The del(GJB2-D13S175) mutation was originated from common founder in Ingush ethnic population. Among 241 normal hearing indigenous persons from Ingushetia, two heterozygous carriers for the deletion were observed (0.83% with 95% confidence interval 0.10%–2.97%), one can assume that there is unusually high carrier frequency of del(GJB2-D13S175) in Ingushetia. The similar frequency value of the c.35delG mutation was observed among normal hearing Ingushes. It is interesting that our cohort included a few patients with hearing loss from Ingushetia in addition to the patients with del(GJB2-D13S175). Among them, one out of two Ingush patients was homozygous for the c.35delG GJB2 variant, while the remaining one Ingush patient has no mutation in GJB2. Therefore we assume that among Ingushes, a frequency of the del(GJB2-D13S175) allele is close to the c.35delG frequency, both among normal hearing and deaf individuals.
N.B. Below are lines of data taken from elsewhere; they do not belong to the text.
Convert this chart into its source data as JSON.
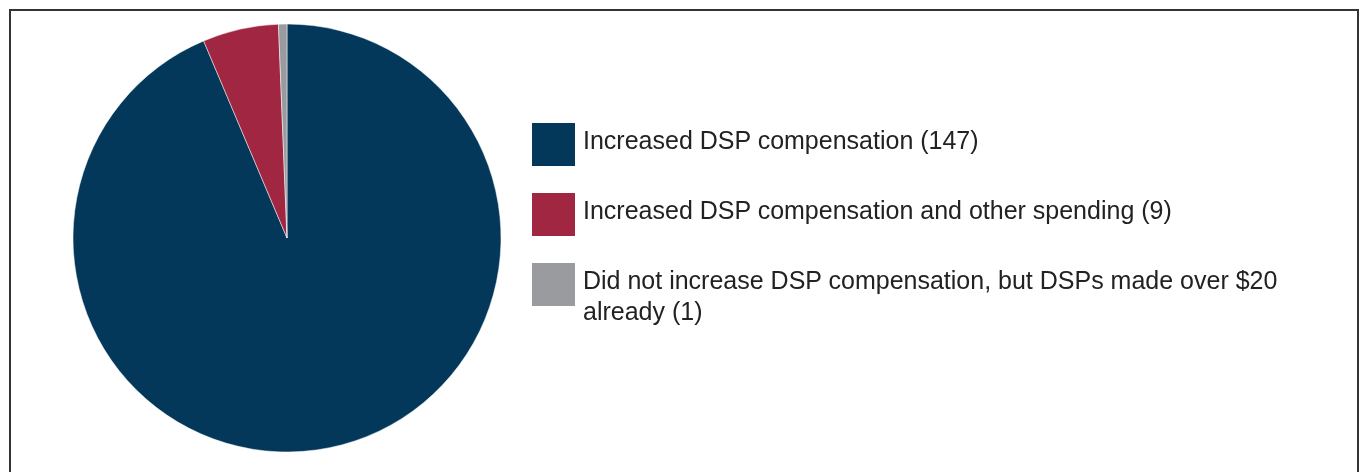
{
  "chart_data": {
    "type": "pie",
    "categories": [
      "Increased DSP compensation (147)",
      "Increased DSP compensation and other spending (9)",
      "Did not increase DSP compensation, but DSPs made over $20 already (1)"
    ],
    "values": [
      147,
      9,
      1
    ],
    "colors": [
      "#03385a",
      "#a12641",
      "#9a9b9f"
    ],
    "legend": "right"
  }
}
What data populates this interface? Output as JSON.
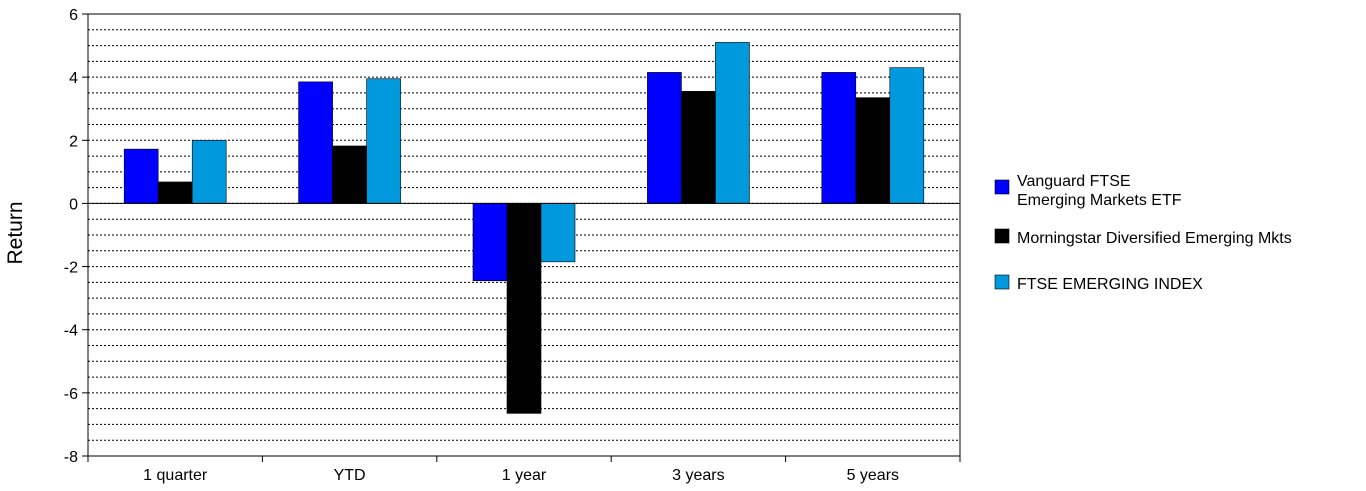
{
  "chart_data": {
    "type": "bar",
    "title": "",
    "xlabel": "",
    "ylabel": "Return",
    "ylim": [
      -8,
      6
    ],
    "yticks": [
      6,
      4,
      2,
      0,
      -2,
      -4,
      -6,
      -8
    ],
    "grid": "horizontal dotted",
    "legend_position": "right",
    "categories": [
      "1 quarter",
      "YTD",
      "1 year",
      "3 years",
      "5 years"
    ],
    "series": [
      {
        "name": "Vanguard FTSE Emerging Markets ETF",
        "legend_lines": [
          "Vanguard FTSE",
          "Emerging Markets ETF"
        ],
        "color": "#0000ff",
        "values": [
          1.72,
          3.85,
          -2.45,
          4.15,
          4.15
        ]
      },
      {
        "name": "Morningstar Diversified Emerging Mkts",
        "legend_lines": [
          "Morningstar Diversified Emerging Mkts"
        ],
        "color": "#000000",
        "values": [
          0.68,
          1.82,
          -6.65,
          3.55,
          3.35
        ]
      },
      {
        "name": "FTSE EMERGING INDEX",
        "legend_lines": [
          "FTSE EMERGING INDEX"
        ],
        "color": "#0099dd",
        "values": [
          2.0,
          3.95,
          -1.85,
          5.1,
          4.3
        ]
      }
    ]
  }
}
The GJB2-D13S175 deletion was found in the population samples both among Ingushes and Chechens from Ingushetia, while this deletion was not observed among Chechens from Chechnya. The other c.358_360delGAG mutation tested here was observed among Chechens, both from Chechnya and Ingushetia, but was not revealed among Ingushes. Probably, spectrum and frequency of GJB2 mutations in Ingushes differ from that in Chechens from Chechnya, but Chechens from Ingushetia have mixed genetic material for this locus of both populations. This assumption agrees with findings, reported by Balanovsky et al.,[31] which showed a high degree of genetic subdivision in the Caucasus populations resulting from genetic drift, probably due to isolation in the extremely mountainous landscape.
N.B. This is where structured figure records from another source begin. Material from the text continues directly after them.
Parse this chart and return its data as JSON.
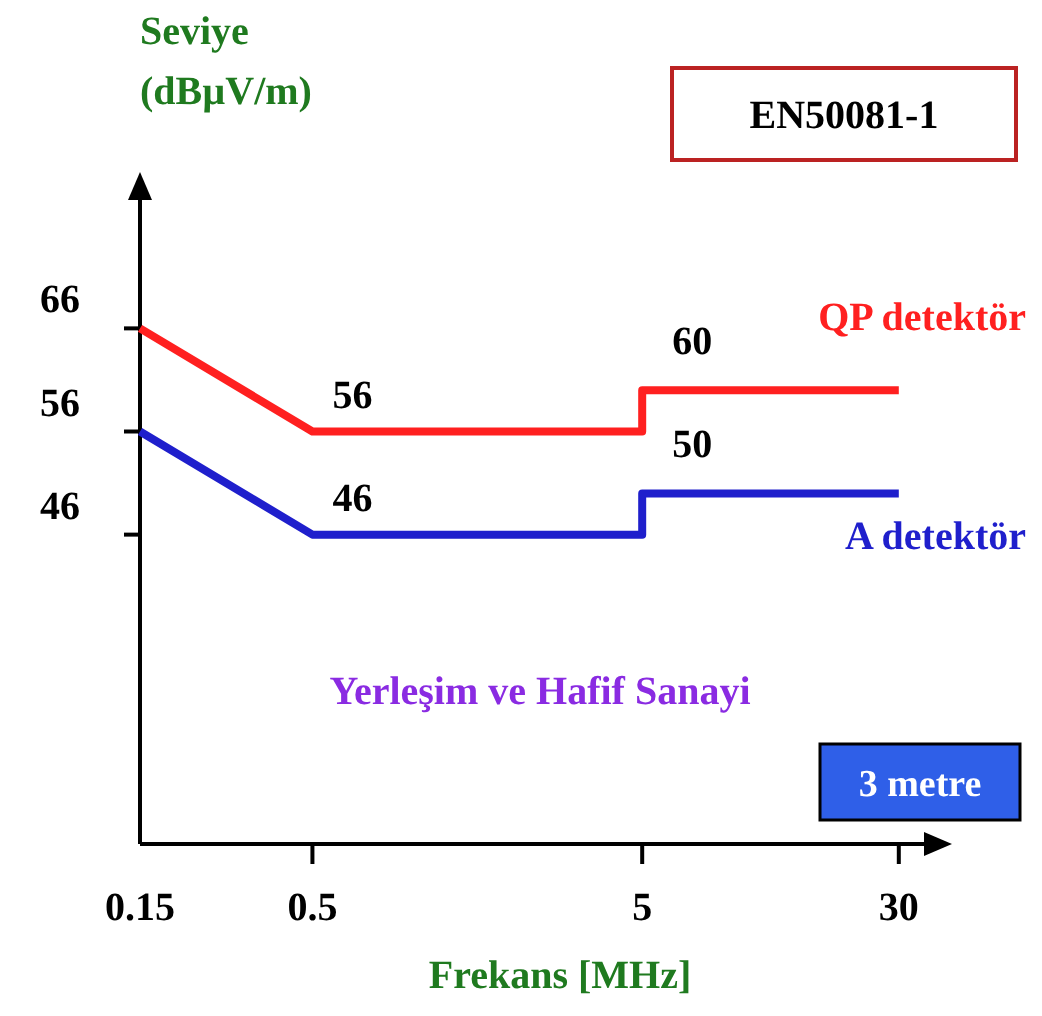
{
  "chart_data": {
    "type": "line",
    "ylabel": "Seviye\n(dBµV/m)",
    "xlabel": "Frekans [MHz]",
    "log": "x",
    "xlim": [
      0.15,
      40
    ],
    "xticks": [
      0.15,
      0.5,
      5,
      30
    ],
    "ylim": [
      16,
      80
    ],
    "yticks": [
      46,
      56,
      66
    ],
    "grid": false,
    "marker": "none",
    "line_style": "solid",
    "series": [
      {
        "name": "QP detektör",
        "color": "#ff2020",
        "x": [
          0.15,
          0.5,
          5,
          5,
          30
        ],
        "values": [
          66,
          56,
          56,
          60,
          60
        ],
        "value_labels": [
          null,
          "56",
          null,
          "60",
          null
        ]
      },
      {
        "name": "A detektör",
        "color": "#1f1fcc",
        "x": [
          0.15,
          0.5,
          5,
          5,
          30
        ],
        "values": [
          56,
          46,
          46,
          50,
          50
        ],
        "value_labels": [
          null,
          "46",
          null,
          "50",
          null
        ]
      }
    ],
    "annotations": [
      "EN50081-1",
      "Yerleşim ve Hafif Sanayi",
      "3 metre"
    ]
  }
}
Study by Balanovsky et al.[31] presents the most extensive survey of Y chromosomal variation in the Caucasus. Authors concluded that the Caucasus male lineages originated from a subset of the Near Eastern gene pool due to an Upper Paleolithic (or Neolithic) migration, followed by high levels of isolation, differentiation and genetic drift in situ. This process would result in the loss of some haplogroups and the increased frequency of others. Despite the fact that Ingushes and Chechens are nearest neighbors and had a shared ancestry for a long period, their languages and gene pools have been split ~2000 years ago, to what a linguistic history and age of a few specific haplotype clusters for Y chromosomal STRs in these populations testify.[31] Our results demonstrate that the del(GJB2-D13S175) allele was spread in Ingushes after they separated from Chechens. In accordance with our average age estimates, the beginning of the del(GJB2-D13S175) spread among Ingushes occurred 1000 years before the linguistic division of Ingushes took place or the Ingush-specific Y chromosome haplotype clusters were originated.
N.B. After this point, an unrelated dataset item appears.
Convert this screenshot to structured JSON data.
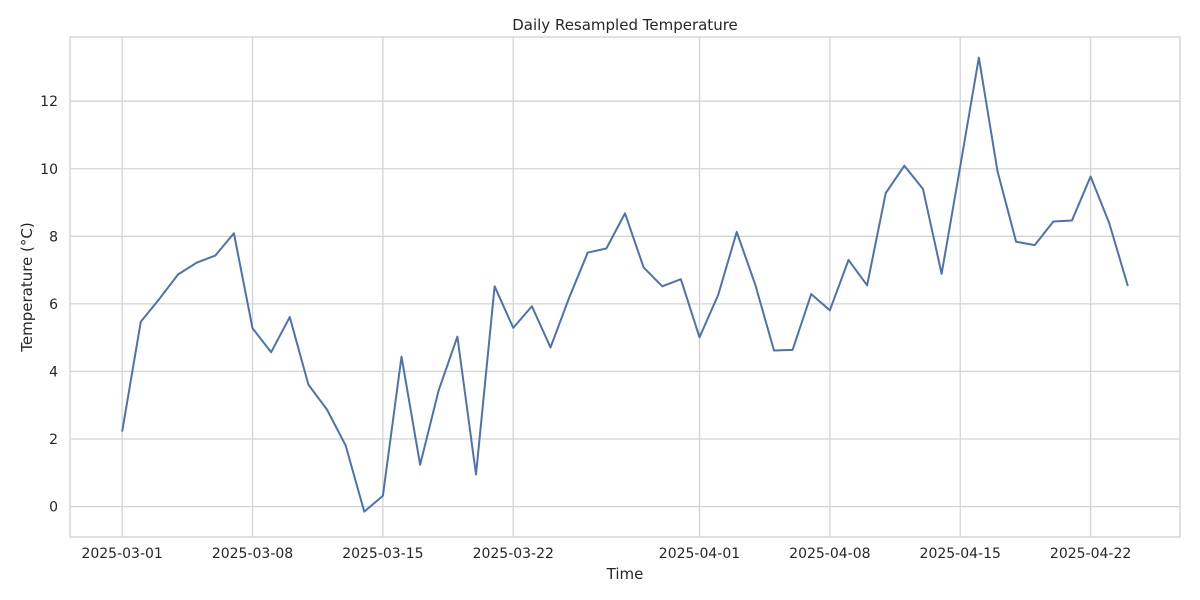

It should be noted that at present over 25% of Ingushes live outside Russian Federation, mainly in Turkey, Syria, Jordan, Lebanon and Kazakhstan.[32] The first mass migration of Ingushes and other North Caucasian ethnic groups to Ottoman Empire was happening during the second half of the nineteenth century after Caucasian War. During World War II, the whole of the Ingush and Chechen populations of the North Caucasus was temporarily deported to Kazakhstan and Central Asia, where they have partly remained and live to this day.[33] Thus, the Ingush deletion can even quite possibly be found in countries mentioned above. It is possible also that the deletion has been already present among Ingush ancestors, for example, among Neolithic/Bronze age migrants from the Near East, before the Ingush people were isolated. Therefore, to establish whether the deletion is unique for the Ingushes, additional researches are necessary. It is important both for clinical genetics and for the Caucasus history study.